I hadn’t been to Norwich for at least ten years, so the amazing new Forum, home of Anglia Television and a huge city library, with shops and cafes, came as a complete surprise. It’s a lovely city, still, with its cathedral and churches and the arcades and Lanes, slightly more upmarket than their equivalent in Brighton or Leeds, say, but no worse for that.

Friday was one of those rare days when only nice things happen, starting with a chance encounter on the train from Liverpool Street with the artist Sara Willett, daughter of the late Helen Montagu, theatre producer extraordinaire, who was on a shopping mission with one of her oldest friends in the city. The two of them joined me for the second of the day’s shows, Twelfth Night, and the party after.

Actually, I’d preferred the first show, a brilliantly funny Shrew which had gone down a storm with a matinee crowd of schoolchildren relishing every crude sexual innuendo like a ship load of sailors on shore leave.

Twelfth Night really has to have a wonderful Viola, just as As You Like It has to have a wonderful Rosalind, characters you must fall in love with and (with all due respect to Adrian Lester’s magical Rosalind years ago for Cheek by Jowl) best played by women of sexual vibrancy and androgynous ambiguity.

That said, I don’t think Ed Hall shows any sign of running out of steam, or ideas, with Propeller. It may just be that the company, as constituted, is best suited to the histories and the more robust, less complex, of the comedies. Of course Shakespeare wrote these great women’s roles for boys to play, but when it comes to Viola, or Rosalind, or indeed Hermione and Paulina last year in The Winter’s Tale, you do feel: what’s the point of candlelight when you can have electricity?

That said again, I don’t think I’ve ever seen a better production of The Merchant of Venice than Propeller’s (and I include the  Jonathan Miller one with Olivier and the Trevor Nunn version with Henry Goodman, both magnificent), and I loved The Shrew so much on Friday I sort of didn’t want it to end.

Interesting that, when the Globe did the play with an all-female cast (and a very fine one: Kathryn Hunter as Petruchio, Amanda Harris as Katherine) they didn’t come close to Propeller’s rambunctious swagger and joie de vivre; there was plenty of jokiness and horseplay, but it seemed slightly affected and “put on.”

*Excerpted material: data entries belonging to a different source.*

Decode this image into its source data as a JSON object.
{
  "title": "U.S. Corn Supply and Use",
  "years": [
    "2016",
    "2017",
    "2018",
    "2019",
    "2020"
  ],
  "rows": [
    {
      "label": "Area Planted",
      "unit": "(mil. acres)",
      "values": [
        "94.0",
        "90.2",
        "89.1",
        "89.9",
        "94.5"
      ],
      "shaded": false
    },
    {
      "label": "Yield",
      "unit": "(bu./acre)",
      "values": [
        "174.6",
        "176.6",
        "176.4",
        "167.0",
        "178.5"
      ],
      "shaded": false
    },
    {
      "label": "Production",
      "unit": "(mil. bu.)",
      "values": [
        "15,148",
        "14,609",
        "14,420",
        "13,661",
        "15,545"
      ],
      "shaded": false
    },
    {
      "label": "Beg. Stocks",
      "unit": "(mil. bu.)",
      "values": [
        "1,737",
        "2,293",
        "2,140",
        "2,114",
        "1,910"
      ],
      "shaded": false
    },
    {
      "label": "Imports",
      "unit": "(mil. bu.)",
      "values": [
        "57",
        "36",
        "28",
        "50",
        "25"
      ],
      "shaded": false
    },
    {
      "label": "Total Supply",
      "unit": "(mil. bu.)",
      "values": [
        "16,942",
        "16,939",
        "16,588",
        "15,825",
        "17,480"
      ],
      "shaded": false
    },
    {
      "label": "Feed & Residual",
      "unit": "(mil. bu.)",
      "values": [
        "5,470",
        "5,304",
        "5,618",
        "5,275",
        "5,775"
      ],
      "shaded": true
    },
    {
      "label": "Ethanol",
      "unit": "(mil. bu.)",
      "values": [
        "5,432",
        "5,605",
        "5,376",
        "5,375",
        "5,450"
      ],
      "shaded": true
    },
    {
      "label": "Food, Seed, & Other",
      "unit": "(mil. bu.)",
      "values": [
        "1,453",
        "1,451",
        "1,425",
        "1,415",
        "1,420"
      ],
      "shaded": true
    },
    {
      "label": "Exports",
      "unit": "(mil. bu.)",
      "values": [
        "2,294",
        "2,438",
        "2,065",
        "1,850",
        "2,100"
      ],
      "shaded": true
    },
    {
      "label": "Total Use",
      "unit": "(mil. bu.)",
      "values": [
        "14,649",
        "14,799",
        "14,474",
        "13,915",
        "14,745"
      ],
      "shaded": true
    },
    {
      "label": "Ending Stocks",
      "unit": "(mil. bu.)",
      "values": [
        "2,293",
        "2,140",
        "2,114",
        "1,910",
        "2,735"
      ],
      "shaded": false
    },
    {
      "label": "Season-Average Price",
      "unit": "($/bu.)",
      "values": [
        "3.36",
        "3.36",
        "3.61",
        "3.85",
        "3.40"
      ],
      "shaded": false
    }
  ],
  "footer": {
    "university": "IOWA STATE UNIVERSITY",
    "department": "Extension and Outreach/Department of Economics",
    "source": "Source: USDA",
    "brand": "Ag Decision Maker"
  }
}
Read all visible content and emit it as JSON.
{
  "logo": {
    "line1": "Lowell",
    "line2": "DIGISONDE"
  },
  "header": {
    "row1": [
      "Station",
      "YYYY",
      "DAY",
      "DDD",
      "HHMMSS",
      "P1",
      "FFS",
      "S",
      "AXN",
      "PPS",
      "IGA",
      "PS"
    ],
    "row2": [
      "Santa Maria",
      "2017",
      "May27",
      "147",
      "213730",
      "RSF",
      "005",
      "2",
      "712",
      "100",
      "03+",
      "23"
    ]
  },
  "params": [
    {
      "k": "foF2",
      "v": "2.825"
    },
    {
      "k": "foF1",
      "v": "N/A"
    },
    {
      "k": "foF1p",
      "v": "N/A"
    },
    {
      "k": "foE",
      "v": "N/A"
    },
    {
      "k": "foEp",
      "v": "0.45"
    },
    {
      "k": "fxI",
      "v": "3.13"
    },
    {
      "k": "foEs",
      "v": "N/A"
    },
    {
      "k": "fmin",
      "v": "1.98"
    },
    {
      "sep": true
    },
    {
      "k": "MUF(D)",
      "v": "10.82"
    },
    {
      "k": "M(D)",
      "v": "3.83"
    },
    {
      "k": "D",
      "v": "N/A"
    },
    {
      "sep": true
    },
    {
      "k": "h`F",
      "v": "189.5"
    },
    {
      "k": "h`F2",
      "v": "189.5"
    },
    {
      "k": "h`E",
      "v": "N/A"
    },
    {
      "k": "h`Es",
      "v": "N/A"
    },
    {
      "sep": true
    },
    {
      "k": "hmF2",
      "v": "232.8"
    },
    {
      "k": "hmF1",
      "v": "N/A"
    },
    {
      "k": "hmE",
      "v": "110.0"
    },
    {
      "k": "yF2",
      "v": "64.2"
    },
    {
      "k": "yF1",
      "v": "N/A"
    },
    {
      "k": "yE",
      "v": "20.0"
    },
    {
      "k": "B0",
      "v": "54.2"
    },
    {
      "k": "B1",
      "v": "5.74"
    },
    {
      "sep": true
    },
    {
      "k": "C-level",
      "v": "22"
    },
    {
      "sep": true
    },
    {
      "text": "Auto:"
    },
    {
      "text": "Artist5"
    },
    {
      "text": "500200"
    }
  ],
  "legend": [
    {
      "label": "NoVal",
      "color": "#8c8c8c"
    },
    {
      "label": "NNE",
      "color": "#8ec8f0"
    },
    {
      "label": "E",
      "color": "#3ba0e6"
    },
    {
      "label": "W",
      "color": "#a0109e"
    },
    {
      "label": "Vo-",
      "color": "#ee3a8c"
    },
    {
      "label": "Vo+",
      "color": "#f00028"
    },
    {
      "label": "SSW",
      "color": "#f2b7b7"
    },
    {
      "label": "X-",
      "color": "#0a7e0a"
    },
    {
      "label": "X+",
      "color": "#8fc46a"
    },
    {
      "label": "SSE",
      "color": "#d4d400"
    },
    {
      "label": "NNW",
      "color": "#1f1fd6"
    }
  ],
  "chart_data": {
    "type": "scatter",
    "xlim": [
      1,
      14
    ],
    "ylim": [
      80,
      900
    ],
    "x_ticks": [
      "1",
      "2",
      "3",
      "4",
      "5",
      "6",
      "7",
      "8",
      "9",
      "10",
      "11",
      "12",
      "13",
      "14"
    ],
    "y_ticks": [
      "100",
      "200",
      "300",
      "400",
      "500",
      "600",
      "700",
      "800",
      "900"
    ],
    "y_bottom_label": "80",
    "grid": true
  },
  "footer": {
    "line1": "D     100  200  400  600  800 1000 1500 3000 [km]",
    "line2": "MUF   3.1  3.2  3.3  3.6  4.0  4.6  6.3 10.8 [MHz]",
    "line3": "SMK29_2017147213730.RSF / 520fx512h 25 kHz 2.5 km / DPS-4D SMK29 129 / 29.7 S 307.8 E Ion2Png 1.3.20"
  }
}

Nothing “put on” about Anjin: The Shogun and the English Samurai at Sadler’s Wells, in which new RSC boss Gregory Doran recounts the astonishing story of the shipwrecked Protestant merchant William Adams who, in 1600, forged the first trade and foreign relationships with Japan while buffeted by the Samurai wars and Catholic missionaries.

I caught the Saturday matinee, really well attended, which shows what an appetite there is for the exotic and unusual in London theatre. It’s achingly beautiful to look at, unfashionably slow and long-winded. But is Mike Poulton’s narrative really Shakespearean, as Doran suggests?
 
There are some great battle scenes, a wonderful war horse (solid, rather than artfully sculpted, this one) and simply stunning costumes. But the language is flat and perfunctory, and there’s not much in the way of complexity in either the characters or the acting of a mixed Japanese and British cast.

One scene will remain with me, though, where the old Shogun tells a young boy that his warring family line must be extinguished and that he, the boy, must be beheaded. Does the boy understand this? He does. Does he accept his fate? Yes. Have you ever seen anything so touching and terrible? Not really.